I attended Osgoode in the mid-1980s and had
a different perspective on the quality of education
offered by professor Mandel and other members
of the staff. After having studied political philosophy at the undergraduate level where left-wing
ideology was always in fashion, I was happy to
be able to go to Osgoode where I expected and
hoped to acquire a solid grounding in the technicalities of law and prepare for a career providing expert advice. It did not take long before I
succumbed to the disappointing realization that
a number of professors at Osgoode at the time
were more obsessed with the promotion of their
own extreme left wing views and impregnating
students with the seeds of their own cynicism
against “the system”. Not only were they not
focusing on law, but the public policy discussion
in class was excessively loaded with irrelevant
and anachronistic Marxist rhetoric. While universities should promote intellectual inquiry and
critical thinking, some of this stuff was simply
embarrassing and inappropriate in any serious
institution of higher learning.
In my labour law class I remember professor
Harry Glasbeek responding to a question by suggesting that the only way to improve employeremployee relations was to have a revolution and
abolish private property. When I pointed out
that this had been tried in places like Russia with
no clear improvement in the plight of the working class, the professor replied that “real communism” has not yet been attempted. What about
the use of martial law to squash the Solidarity
Trade Union in Poland?

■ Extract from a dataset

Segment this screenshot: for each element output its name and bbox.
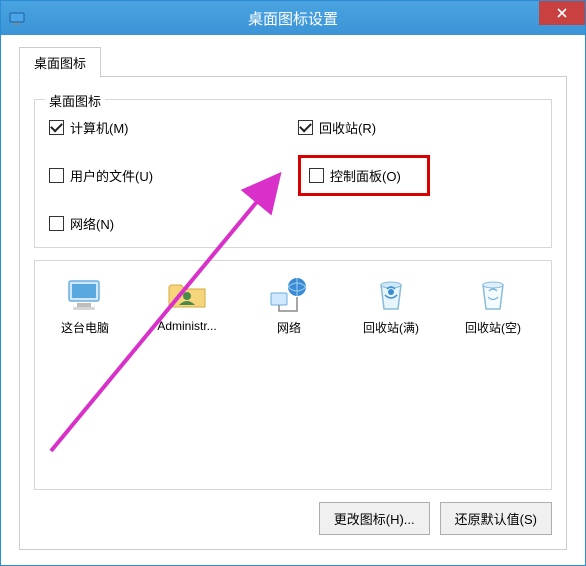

Again, that was not
“real communism”.
In criminal procedure class professor Alan
Young repeatedly told the students that the
greatest threat to our civil liberties was the
police and CSIS. He entertained the class once
by playing a punk rock song and distributing the
lyrics, which included a passage about confessions made under duress. I wondered how much
this would have made Andrey Vyshinsky convulse in fits of laughter.
In first year civil procedure Professor Alan
Hutchinson peppered his class with denunciations of the legal system using different words
under the umbrella of the “critical” school of
thought. It did not take long to figure him
out. On the exam at the end of term I shoveled as much communist propaganda about the
bourgeois oppression of the proletariat into my
answers as I could within the time allotted (my
previous degree in political philosophy and visits
behind the iron curtain came in handy). I was so
grateful that the exam writers were only identified through anonymous numbers. When I
thanked Professor Hutchinson for the “A” that he
gave me as my course grade, his jaw dropped and
he said “If I had known it was you, I would not
have given it to you”.
I disliked many of these teachers for spoiling my law school experience with their own
personal political agendas and wasting precious
time. However, the question that bugged me the
most was “who hired these guys?” It seemed
to me that they would be more appropriately
giving lectures at the Patrice Lumumba University in Moscow. In my third year of law school
a new Dean was appointed and I asked for a
short meeting. In his office I told him that I had
a suggestion for improving the quality of teaching at Osgoode. “What is it?” he asked. “Fire
half the faculty,” I told him. He quickly showed
me to the door. I was thinking about writing an
article about the degeneration at Osgoode, but
subsequently read William F. Buckley’s God and
Man at Yale and realized that the same tragic
phenomenon of the quality of university education going down the drain had already been brilliantly described decades earlier.